Forse non era neanche intenzionale, ma parlando del suo nuovo album di studio Beth Orton ha offerto un'immagine quietamente potente: eccola appartata nel fienile in fondo al giardino durante i lunghi mesi della pandemia, intenta a ritagliarsi momenti di silenzio per mettere ordine alla propria indolenza creativa e affrontare le responsabilità casalinghe, in quanto madre di due figli ormai entrambi quasi adolescenti. Una voce solitaria, un vecchio pianoforte a muro, un mixer e qualche collaboratore fidato: l'avrete già letto altrove forse, ma "Weather Alive" è uno dei quieti trionfi cantautorali dell'anno, per lo meno per chiunque sia in vena di passare tre quarti d'ora di assoluta intimità dell'anima.
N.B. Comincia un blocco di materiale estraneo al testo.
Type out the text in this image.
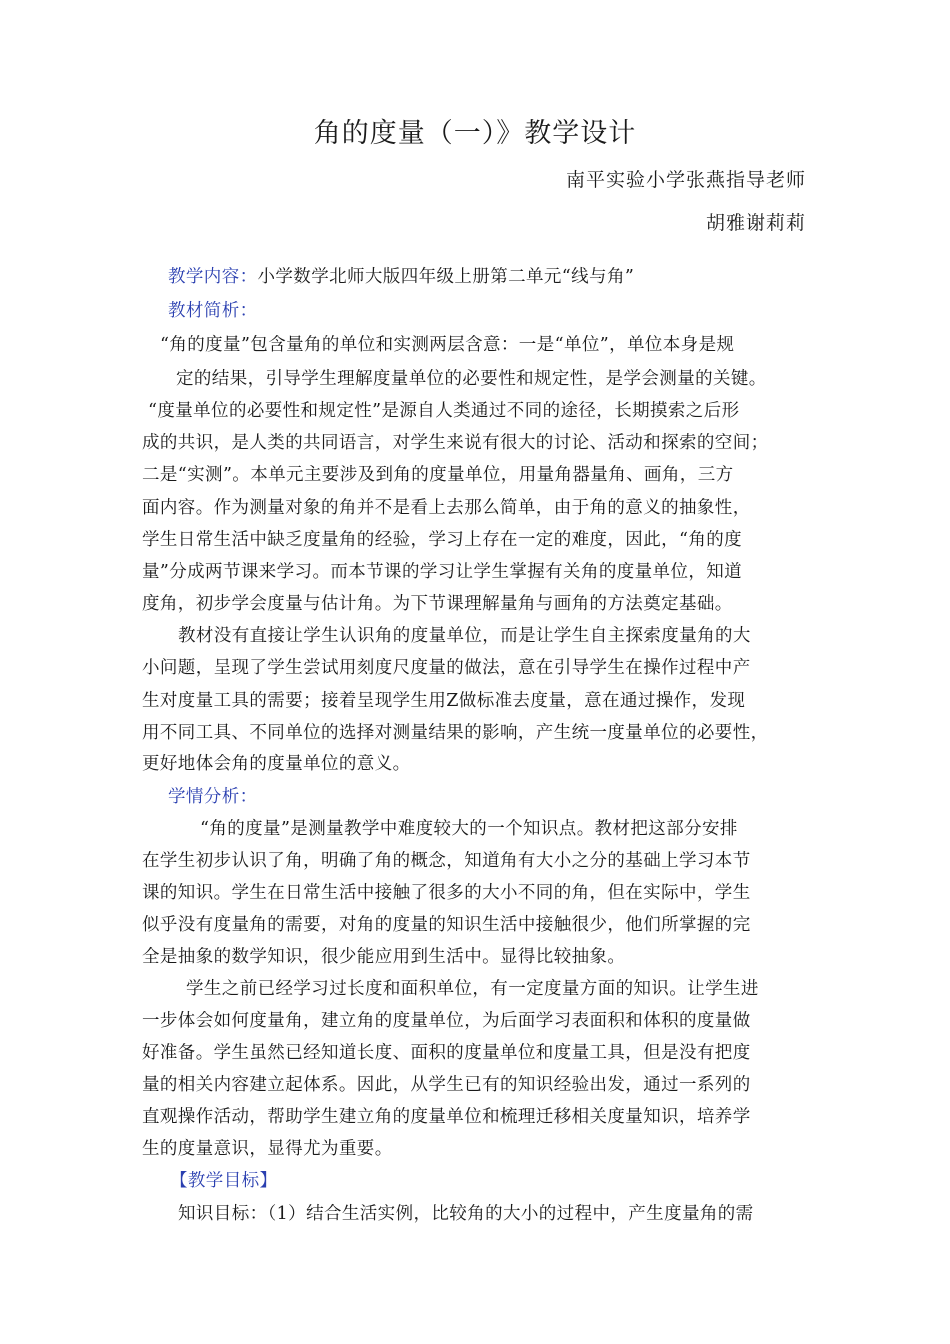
角的度量（一）》教学设计
南平实验小学张燕指导老师
胡雅谢莉莉
教学内容：小学数学北师大版四年级上册第二单元“线与角”
教材简析：
“角的度量”包含量角的单位和实测两层含意：一是“单位”，单位本身是规
定的结果，引导学生理解度量单位的必要性和规定性，是学会测量的关键。
“度量单位的必要性和规定性”是源自人类通过不同的途径，长期摸索之后形
成的共识，是人类的共同语言，对学生来说有很大的讨论、活动和探索的空间；
二是“实测”。本单元主要涉及到角的度量单位，用量角器量角、画角，三方
面内容。作为测量对象的角并不是看上去那么简单，由于角的意义的抽象性，
学生日常生活中缺乏度量角的经验，学习上存在一定的难度，因此，“角的度
量”分成两节课来学习。而本节课的学习让学生掌握有关角的度量单位，知道
度角，初步学会度量与估计角。为下节课理解量角与画角的方法奠定基础。
教材没有直接让学生认识角的度量单位，而是让学生自主探索度量角的大
小问题，呈现了学生尝试用刻度尺度量的做法，意在引导学生在操作过程中产
生对度量工具的需要；接着呈现学生用Z做标准去度量，意在通过操作，发现
用不同工具、不同单位的选择对测量结果的影响，产生统一度量单位的必要性，
更好地体会角的度量单位的意义。
学情分析：
“角的度量”是测量教学中难度较大的一个知识点。教材把这部分安排
在学生初步认识了角，明确了角的概念，知道角有大小之分的基础上学习本节
课的知识。学生在日常生活中接触了很多的大小不同的角，但在实际中，学生
似乎没有度量角的需要，对角的度量的知识生活中接触很少，他们所掌握的完
全是抽象的数学知识，很少能应用到生活中。显得比较抽象。
学生之前已经学习过长度和面积单位，有一定度量方面的知识。让学生进
一步体会如何度量角，建立角的度量单位，为后面学习表面积和体积的度量做
好准备。学生虽然已经知道长度、面积的度量单位和度量工具，但是没有把度
量的相关内容建立起体系。因此，从学生已有的知识经验出发，通过一系列的
直观操作活动，帮助学生建立角的度量单位和梳理迁移相关度量知识，培养学
生的度量意识，显得尤为重要。
【教学目标】
知识目标：（1）结合生活实例，比较角的大小的过程中，产生度量角的需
Sono certo lontani i tempi di "Trailer Park" e "Central Reservation" quando, con William Orbit a fianco, questa inedita chanteuse folktronica andava a bere la sera con Madonna e le All Saints. Un mondo lontano anni luce, tanto dalle sue radici nel Norfolk quanto dal suo attuale presente; nel mezzo, una vita che lei stessa ha spesso definita "incasinata", per via di relazioni affettive andate in malora e lo svolgimento di un mestiere pericolosamente altalenante. Ma Beth è sopravvissuta, e oggi si osserva con un misto di disincanto e malinconia, avvolta tra eccitanti vecchi ricordi e dolori ancora vivi ma finalmente scampati al peggio.
Saranno state le gravidanze o il naturale passaggio del tempo, ma la sua voce tremola come un lumino al vento d'inverno. Rauca, pastosa, spesso appena accennata: più che cantare, a momenti sembra dipingere una serie di acquarelli dal grigio fumo al ceruleo scuro, con striature di verde smeraldo e bianco di nuvola irrorata da un estemporaneo accenno di sole.
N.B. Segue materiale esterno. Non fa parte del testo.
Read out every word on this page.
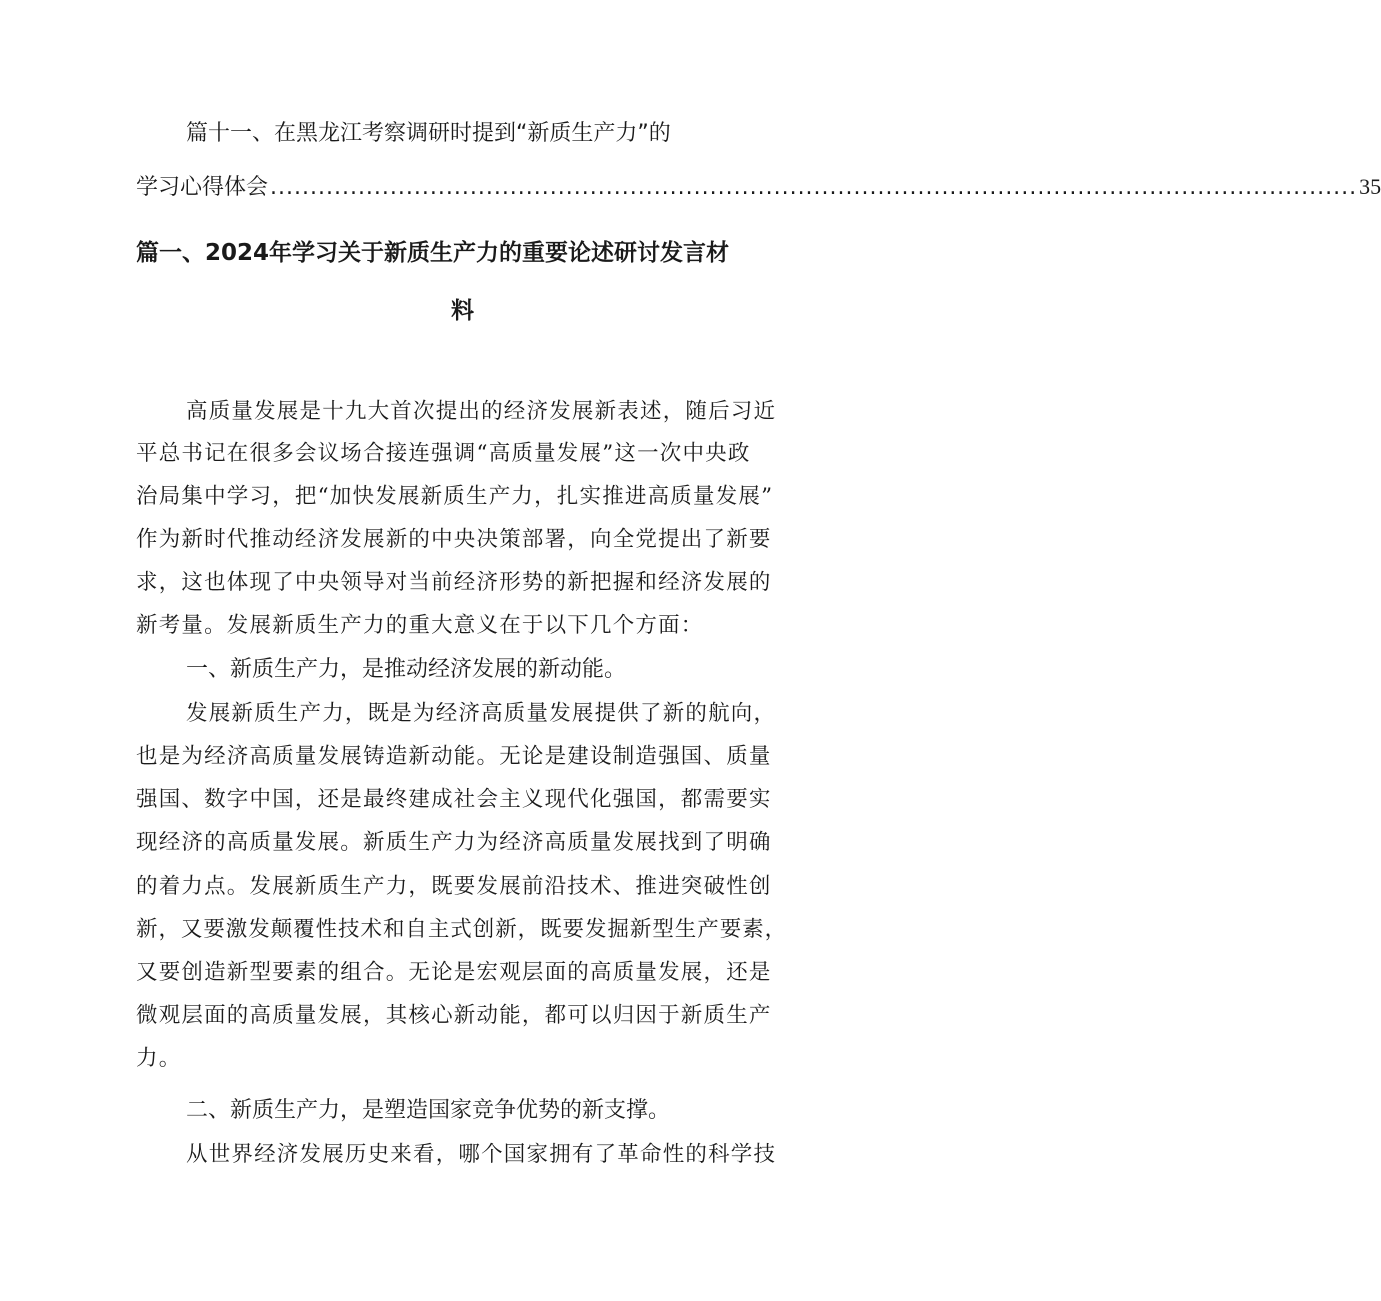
篇十一、在黑龙江考察调研时提到“新质生产力”的

学习心得体会 ........................................................................................................................................ 35

篇一、2024年学习关于新质生产力的重要论述研讨发言材

料

高质量发展是十九大首次提出的经济发展新表述，随后习近

平总书记在很多会议场合接连强调“高质量发展”这一次中央政

治局集中学习，把“加快发展新质生产力，扎实推进高质量发展”

作为新时代推动经济发展新的中央决策部署，向全党提出了新要

求，这也体现了中央领导对当前经济形势的新把握和经济发展的

新考量。发展新质生产力的重大意义在于以下几个方面：

一、新质生产力，是推动经济发展的新动能。

发展新质生产力，既是为经济高质量发展提供了新的航向，

也是为经济高质量发展铸造新动能。无论是建设制造强国、质量

强国、数字中国，还是最终建成社会主义现代化强国，都需要实

现经济的高质量发展。新质生产力为经济高质量发展找到了明确

的着力点。发展新质生产力，既要发展前沿技术、推进突破性创

新，又要激发颠覆性技术和自主式创新，既要发掘新型生产要素，

又要创造新型要素的组合。无论是宏观层面的高质量发展，还是

微观层面的高质量发展，其核心新动能，都可以归因于新质生产

力。

二、新质生产力，是塑造国家竞争优势的新支撑。

从世界经济发展历史来看，哪个国家拥有了革命性的科学技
Dipanata lungo sette minuti abbondanti, la traccia che dà il titolo all'intero lavoro apre l'ascolto come una ripresa subaquea, creando tremolanti giochi di luci e ombre col meteo, come tanto piace agli inglesi. Ma come sempre nei lavori della Orton, dietro la semplicità di certe trovate si cela un filo di poesia. Se prestate attenzione alla sola linea melodica di "Friday Night", potrebbe venirvi in mente un malinconico Paul Buchanan, o magari addirittura il ruspante Springsteen anni 80 che declamava le proprie emozioni a cuore aperto e ritmo di grancassa. Ma ogni sentimento heartland qui viene dilatato all'inverosimile, l'arrangiamento cola lacrime di piano e chitarra, la voce trema sotto il peso della nostalgia, riuscendo a malapena ad accennare la parte più emotiva del testo:
Mi ero dimenticata di avere le ossa
Mi ero dimenticata di poter sentire
Mi ero dimenticata che ci saremmo svegliati
E sarebbe stato tutto vero
Più che un'ode al venerdì sera, questo è il dolceamaro ricordo di una vita fa, di cose e di persone che non ci sono più.
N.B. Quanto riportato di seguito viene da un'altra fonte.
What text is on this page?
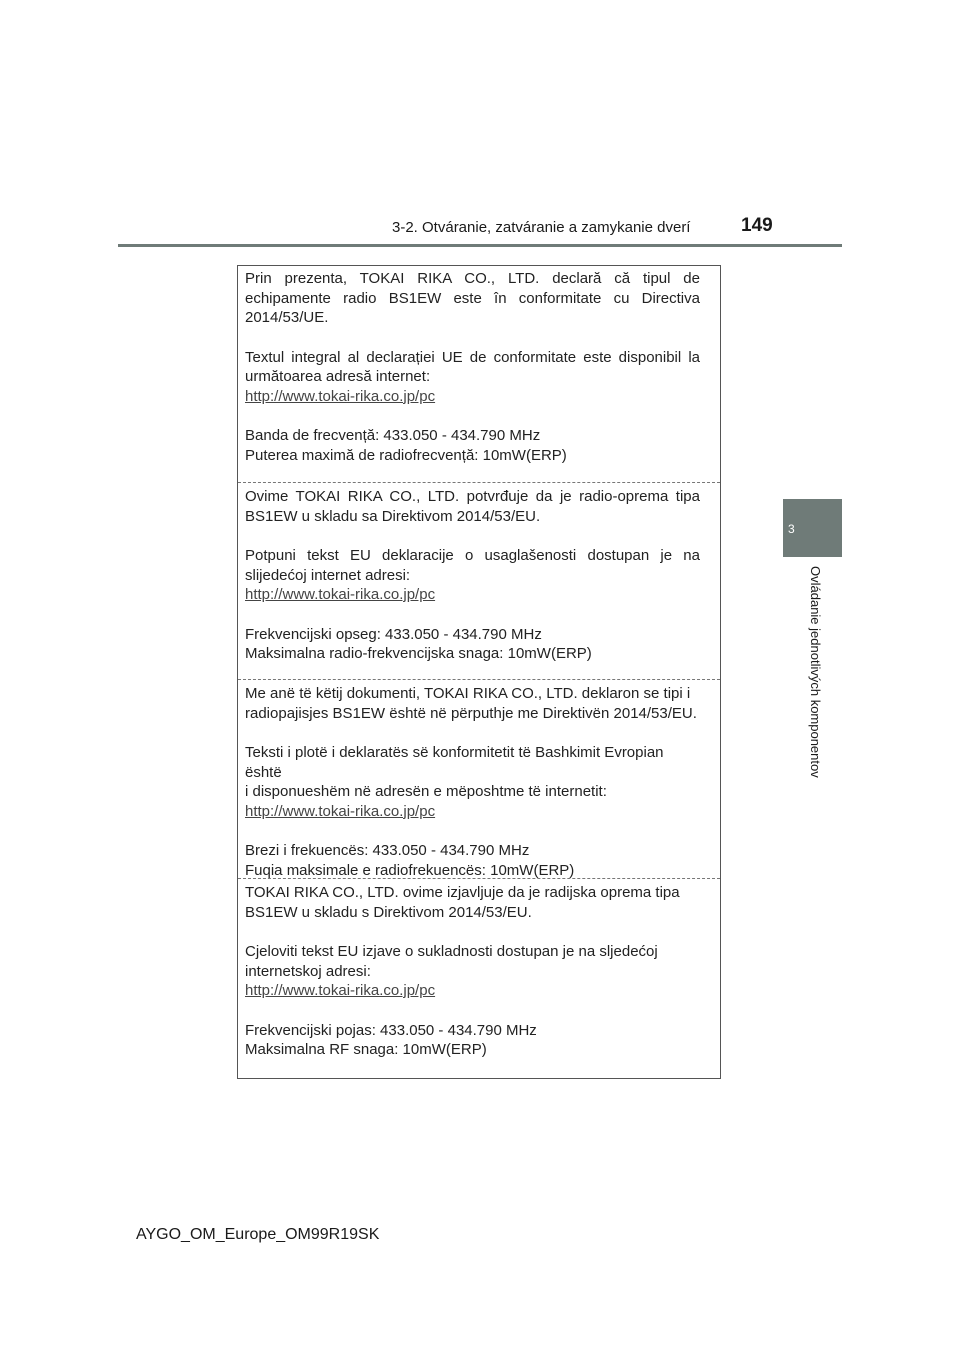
3-2. Otváranie, zatváranie a zamykanie dverí	149
3
Ovládanie jednotlivých komponentov

Prin prezenta, TOKAI RIKA CO., LTD. declară că tipul de

echipamente radio BS1EW este în conformitate cu Directiva

2014/53/UE.

Textul integral al declarației UE de conformitate este disponibil la

următoarea adresă internet:

http://www.tokai-rika.co.jp/pc

Banda de frecvență: 433.050 - 434.790 MHz

Puterea maximă de radiofrecvență: 10mW(ERP)

Ovime TOKAI RIKA CO., LTD. potvrđuje da je radio-oprema tipa

BS1EW u skladu sa Direktivom 2014/53/EU.

Potpuni tekst EU deklaracije o usaglašenosti dostupan je na

slijedećoj internet adresi:

http://www.tokai-rika.co.jp/pc

Frekvencijski opseg: 433.050 - 434.790 MHz

Maksimalna radio-frekvencijska snaga: 10mW(ERP)

Me anë të këtij dokumenti, TOKAI RIKA CO., LTD. deklaron se tipi i

radiopajisjes BS1EW është në përputhje me Direktivën 2014/53/EU.

Teksti i plotë i deklaratës së konformitetit të Bashkimit Evropian është

i disponueshëm në adresën e mëposhtme të internetit:

http://www.tokai-rika.co.jp/pc

Brezi i frekuencës: 433.050 - 434.790 MHz

Fuqia maksimale e radiofrekuencës: 10mW(ERP)

TOKAI RIKA CO., LTD. ovime izjavljuje da je radijska oprema tipa

BS1EW u skladu s Direktivom 2014/53/EU.

Cjeloviti tekst EU izjave o sukladnosti dostupan je na sljedećoj

internetskoj adresi:

http://www.tokai-rika.co.jp/pc

Frekvencijski pojas: 433.050 - 434.790 MHz

Maksimalna RF snaga: 10mW(ERP)

AYGO_OM_Europe_OM99R19SK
Ma il proverbio dice che l'albero dal tronco più elastico non si spezza alla tempesta; è così che l'autrice riesce a intonare una spettrale "Forever Young", offrire dolenti note prossime alla collega Beth Gibbons su "Lonely", o affrontare il naufragio ambient del lungo finale "Unwritten". E poi c'è "Arms Around A Memory", esplicativa sin dal titolo e presto corroborata dallo stesso arrangiamento: batteria campestre, linee di chitarra bagnata di rugiada, cori che si dilaniano in sottofondo col fare di un vecchio circo abbandonato.
Pur nella sua cauta maturità espressiva, "Weather Alive" non è comunque un ascolto monocorde; il lieve funk decostruito di "Fractals" porta un brio frizzantino, il curioso sax offerto dal jazzista Alabaster DePlume gioca assieme alla voce, creando riflessi di luce sulle increspature dell'accqua. Più aliena che non strettamente depressa, "Haunted Satellite" in un certo senso conclude la gamma sonora offrendo un melodismo obliquo, ancora una volta adornato da quel sax che ha del misterioso.
Ed è quanto basta per poter annoverare Beth Orton tra le cantautrici ormai "storiche" d'Inghilterra - titolo che molto probabilmente lei stessa troverebbe scomodo e che pure, con un disco come "Weather Alive", è impossibile non affibbiarle.